US military concerns were repeated in a blunter manner by Petraeus in his briefing before the influential Senate Armed Services Committee in mid March. Petraeus argued on record that "the enduring hostilities between Israel and some of its neighbours present distinct challenges to our ability to advance our interest in the AOR [area of responsibility]. Israeli-Palestinian tensions often flare into violence and large-scale armed confrontations. The conflict foments anti-American sentiments, due to the perception of US favouritism for Israel. Arab anger over the Palestinian question limits the strength and depth of US partnerships with governments and peoples in the AOR and weakens the legitimacy of moderate regimes in the Arab world. Al Qaida and other militant groups exploit that anger to mobilise support. The conflict also gives Iran influence in the Arab world through its clients, Lebanese Hezbollah and Hamas."

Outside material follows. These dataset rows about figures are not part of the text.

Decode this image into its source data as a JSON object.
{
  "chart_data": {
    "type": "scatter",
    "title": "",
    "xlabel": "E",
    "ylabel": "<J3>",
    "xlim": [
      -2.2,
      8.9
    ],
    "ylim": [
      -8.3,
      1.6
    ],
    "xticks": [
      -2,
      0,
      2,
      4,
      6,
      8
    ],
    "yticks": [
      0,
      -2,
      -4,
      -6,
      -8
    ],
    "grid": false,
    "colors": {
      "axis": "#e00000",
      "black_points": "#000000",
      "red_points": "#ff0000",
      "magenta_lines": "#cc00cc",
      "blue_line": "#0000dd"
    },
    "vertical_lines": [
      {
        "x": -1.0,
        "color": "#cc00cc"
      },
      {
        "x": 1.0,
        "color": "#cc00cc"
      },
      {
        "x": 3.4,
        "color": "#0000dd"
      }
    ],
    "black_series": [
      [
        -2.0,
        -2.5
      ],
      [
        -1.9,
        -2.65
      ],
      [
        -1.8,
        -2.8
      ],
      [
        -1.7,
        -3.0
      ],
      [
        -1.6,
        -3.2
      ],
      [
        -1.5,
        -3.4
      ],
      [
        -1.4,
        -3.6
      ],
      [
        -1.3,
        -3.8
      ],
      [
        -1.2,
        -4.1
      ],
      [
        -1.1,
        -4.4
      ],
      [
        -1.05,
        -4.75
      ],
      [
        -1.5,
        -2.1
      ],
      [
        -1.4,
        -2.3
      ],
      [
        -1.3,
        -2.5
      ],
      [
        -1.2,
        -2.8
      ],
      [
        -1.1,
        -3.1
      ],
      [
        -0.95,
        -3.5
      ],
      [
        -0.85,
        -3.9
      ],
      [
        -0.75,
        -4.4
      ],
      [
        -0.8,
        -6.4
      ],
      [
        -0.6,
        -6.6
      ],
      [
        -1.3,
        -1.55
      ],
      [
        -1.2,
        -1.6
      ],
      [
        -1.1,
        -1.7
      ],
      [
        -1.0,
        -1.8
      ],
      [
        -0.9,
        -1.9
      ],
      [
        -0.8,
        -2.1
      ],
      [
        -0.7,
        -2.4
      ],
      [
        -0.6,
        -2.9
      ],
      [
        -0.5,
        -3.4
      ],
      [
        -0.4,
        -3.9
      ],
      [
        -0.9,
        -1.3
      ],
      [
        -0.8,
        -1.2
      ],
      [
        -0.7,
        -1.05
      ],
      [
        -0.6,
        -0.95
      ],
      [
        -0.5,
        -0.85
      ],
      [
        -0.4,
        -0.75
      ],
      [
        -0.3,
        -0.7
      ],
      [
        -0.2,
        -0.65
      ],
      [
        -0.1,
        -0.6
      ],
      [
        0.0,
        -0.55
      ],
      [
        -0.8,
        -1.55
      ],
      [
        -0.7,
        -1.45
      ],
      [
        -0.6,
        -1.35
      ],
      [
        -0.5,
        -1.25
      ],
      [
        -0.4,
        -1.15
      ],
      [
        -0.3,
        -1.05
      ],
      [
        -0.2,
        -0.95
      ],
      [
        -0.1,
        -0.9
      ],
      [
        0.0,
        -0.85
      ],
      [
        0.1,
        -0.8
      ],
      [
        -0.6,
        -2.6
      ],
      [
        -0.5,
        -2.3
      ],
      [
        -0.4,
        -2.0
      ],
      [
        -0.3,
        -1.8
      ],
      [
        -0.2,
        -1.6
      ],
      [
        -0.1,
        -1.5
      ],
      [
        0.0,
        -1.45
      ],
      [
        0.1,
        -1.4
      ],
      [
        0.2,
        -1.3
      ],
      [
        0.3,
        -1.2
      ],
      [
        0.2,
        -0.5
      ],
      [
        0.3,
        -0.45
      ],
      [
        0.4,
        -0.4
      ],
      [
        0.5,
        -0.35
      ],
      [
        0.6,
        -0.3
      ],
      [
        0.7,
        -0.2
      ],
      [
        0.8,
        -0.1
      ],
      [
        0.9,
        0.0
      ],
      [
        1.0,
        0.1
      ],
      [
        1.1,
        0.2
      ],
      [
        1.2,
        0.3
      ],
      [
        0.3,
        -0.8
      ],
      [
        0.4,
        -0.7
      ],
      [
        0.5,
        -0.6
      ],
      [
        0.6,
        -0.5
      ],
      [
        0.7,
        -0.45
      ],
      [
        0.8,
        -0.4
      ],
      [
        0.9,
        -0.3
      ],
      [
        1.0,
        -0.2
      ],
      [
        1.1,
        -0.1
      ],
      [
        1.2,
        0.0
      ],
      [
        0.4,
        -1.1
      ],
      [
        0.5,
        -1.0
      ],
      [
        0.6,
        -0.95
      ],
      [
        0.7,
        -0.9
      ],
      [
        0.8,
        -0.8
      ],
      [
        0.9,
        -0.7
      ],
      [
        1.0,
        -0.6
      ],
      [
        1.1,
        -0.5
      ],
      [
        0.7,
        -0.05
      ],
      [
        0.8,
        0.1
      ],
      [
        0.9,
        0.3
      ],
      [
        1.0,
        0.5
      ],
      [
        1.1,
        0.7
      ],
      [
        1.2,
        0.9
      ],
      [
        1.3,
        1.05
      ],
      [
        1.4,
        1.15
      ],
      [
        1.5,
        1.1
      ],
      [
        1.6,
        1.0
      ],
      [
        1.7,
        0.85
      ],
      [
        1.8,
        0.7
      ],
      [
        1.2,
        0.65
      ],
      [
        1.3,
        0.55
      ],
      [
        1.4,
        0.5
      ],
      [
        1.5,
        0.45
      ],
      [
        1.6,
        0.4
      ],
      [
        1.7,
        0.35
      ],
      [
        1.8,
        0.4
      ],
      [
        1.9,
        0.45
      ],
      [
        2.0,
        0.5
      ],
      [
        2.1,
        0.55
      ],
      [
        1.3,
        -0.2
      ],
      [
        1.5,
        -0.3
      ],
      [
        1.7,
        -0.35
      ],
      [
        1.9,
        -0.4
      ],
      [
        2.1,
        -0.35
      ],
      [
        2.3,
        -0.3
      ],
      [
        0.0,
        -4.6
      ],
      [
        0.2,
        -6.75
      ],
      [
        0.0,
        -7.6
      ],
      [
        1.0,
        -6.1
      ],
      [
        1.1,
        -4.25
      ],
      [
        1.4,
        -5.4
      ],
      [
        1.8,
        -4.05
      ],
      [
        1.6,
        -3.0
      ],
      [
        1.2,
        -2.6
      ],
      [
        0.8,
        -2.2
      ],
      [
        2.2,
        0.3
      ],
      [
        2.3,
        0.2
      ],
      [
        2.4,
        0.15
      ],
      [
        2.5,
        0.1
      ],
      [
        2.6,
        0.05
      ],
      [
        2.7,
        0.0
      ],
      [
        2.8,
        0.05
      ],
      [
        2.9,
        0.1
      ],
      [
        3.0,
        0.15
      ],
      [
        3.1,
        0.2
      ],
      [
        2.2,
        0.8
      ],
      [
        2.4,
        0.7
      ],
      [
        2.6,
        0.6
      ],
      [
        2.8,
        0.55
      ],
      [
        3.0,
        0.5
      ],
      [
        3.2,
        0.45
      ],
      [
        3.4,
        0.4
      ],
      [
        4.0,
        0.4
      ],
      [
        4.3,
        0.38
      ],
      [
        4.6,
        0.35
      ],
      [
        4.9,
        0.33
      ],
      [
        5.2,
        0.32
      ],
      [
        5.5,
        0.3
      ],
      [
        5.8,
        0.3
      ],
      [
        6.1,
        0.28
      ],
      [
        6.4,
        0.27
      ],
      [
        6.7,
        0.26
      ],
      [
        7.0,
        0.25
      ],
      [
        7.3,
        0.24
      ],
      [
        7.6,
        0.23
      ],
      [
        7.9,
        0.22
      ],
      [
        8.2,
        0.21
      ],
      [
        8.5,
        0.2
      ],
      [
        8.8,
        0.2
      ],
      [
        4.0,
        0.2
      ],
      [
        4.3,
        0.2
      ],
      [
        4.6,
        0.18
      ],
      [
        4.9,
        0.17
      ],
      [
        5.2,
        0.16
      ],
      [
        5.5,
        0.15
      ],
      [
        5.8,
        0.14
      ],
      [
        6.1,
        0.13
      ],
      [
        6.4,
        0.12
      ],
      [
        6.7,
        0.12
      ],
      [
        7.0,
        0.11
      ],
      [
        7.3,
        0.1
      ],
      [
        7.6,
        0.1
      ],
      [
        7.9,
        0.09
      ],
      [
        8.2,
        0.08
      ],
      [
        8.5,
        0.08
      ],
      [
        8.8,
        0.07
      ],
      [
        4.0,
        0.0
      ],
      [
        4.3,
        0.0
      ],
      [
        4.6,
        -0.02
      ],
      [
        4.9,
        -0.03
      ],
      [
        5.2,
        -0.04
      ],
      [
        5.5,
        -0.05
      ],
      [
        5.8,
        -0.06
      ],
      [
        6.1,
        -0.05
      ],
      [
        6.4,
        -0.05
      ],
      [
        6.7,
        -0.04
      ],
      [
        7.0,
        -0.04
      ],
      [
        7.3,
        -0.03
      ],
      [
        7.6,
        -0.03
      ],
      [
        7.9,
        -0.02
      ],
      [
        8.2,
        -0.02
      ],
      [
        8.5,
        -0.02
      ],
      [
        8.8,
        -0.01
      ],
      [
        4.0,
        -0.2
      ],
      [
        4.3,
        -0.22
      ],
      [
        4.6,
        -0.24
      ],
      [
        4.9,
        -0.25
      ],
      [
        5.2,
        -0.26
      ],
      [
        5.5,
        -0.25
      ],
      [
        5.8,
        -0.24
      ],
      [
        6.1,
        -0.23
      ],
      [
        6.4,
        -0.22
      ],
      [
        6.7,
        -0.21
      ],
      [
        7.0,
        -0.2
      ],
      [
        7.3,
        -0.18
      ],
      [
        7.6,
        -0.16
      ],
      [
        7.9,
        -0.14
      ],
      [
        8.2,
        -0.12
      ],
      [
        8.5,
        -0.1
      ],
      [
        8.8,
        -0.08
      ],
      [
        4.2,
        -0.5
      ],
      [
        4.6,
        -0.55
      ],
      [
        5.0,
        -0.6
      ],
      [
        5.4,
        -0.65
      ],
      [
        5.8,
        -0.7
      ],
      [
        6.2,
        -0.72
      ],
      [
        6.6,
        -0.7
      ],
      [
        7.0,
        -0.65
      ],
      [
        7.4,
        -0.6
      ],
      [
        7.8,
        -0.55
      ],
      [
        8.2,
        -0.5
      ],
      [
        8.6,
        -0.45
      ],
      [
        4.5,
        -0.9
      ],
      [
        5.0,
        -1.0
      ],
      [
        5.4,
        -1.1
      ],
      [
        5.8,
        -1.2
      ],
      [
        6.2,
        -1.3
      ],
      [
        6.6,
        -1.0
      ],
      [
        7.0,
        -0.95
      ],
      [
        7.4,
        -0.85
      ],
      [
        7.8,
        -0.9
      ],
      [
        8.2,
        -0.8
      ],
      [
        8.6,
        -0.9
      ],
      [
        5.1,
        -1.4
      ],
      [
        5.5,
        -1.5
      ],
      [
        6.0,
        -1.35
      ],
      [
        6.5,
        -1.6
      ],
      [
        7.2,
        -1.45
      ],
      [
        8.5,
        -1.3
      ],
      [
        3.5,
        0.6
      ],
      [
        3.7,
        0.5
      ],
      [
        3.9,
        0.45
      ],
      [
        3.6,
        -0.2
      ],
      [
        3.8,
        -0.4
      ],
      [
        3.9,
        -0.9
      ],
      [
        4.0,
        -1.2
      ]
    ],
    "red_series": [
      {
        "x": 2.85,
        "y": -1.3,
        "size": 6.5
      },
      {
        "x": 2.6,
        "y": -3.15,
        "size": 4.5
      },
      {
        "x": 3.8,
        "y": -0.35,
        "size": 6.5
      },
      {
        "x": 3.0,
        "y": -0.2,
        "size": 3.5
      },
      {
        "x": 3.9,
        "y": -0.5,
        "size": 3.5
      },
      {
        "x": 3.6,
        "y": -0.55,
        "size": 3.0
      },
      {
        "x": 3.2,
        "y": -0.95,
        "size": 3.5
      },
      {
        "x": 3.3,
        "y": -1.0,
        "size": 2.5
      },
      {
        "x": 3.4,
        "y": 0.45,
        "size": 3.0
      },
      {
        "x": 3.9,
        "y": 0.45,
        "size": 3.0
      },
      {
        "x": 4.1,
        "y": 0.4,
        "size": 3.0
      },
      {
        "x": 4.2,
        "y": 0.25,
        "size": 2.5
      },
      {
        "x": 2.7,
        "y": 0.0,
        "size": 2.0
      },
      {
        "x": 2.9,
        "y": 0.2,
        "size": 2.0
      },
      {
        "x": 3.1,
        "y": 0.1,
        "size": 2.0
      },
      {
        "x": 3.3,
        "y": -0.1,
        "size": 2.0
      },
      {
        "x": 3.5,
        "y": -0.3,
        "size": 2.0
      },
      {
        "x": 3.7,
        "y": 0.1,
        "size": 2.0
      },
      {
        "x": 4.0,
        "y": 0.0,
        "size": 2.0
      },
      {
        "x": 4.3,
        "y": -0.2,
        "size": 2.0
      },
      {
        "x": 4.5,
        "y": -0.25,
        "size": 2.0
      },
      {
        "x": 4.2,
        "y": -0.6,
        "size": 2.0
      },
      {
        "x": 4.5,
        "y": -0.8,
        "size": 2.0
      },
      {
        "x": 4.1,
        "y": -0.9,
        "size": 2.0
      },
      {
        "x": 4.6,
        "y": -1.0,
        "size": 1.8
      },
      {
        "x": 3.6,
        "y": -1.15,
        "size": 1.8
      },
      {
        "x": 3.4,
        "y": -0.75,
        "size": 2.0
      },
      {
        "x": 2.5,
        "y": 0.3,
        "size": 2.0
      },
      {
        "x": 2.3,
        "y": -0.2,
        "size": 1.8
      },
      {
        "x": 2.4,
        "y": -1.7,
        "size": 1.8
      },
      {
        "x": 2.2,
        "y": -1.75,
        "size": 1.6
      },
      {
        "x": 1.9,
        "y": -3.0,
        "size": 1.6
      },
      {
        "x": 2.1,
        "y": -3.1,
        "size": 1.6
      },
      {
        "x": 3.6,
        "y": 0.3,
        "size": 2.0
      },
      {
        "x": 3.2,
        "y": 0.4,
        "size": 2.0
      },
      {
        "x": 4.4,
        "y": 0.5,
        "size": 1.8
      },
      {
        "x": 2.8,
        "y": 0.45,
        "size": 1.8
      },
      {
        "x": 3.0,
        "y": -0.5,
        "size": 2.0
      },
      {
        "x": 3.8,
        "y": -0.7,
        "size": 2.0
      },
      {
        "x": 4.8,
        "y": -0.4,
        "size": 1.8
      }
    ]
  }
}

America has diagnosed the disease but it has thus far failed to take the medicine to cure itself and remedy the situation. It thus continues to lose credibility and fails to defend its national interests and win the hearts and minds of Arabs and Muslims. The US should, as former national security adviser Zbigniew Brzezinski said, spell out its own vision of what a two-state solution would look like. More than a year since Obama's election, not much has changed. The US should call a spade a spade and point the finger at the obstructionists who do not want peace and endanger its national interests and troops. When will the US do the right thing and end this charade?

Professor Abdullah Al Shayji is the chairman of the Political Science Department at Kuwait University.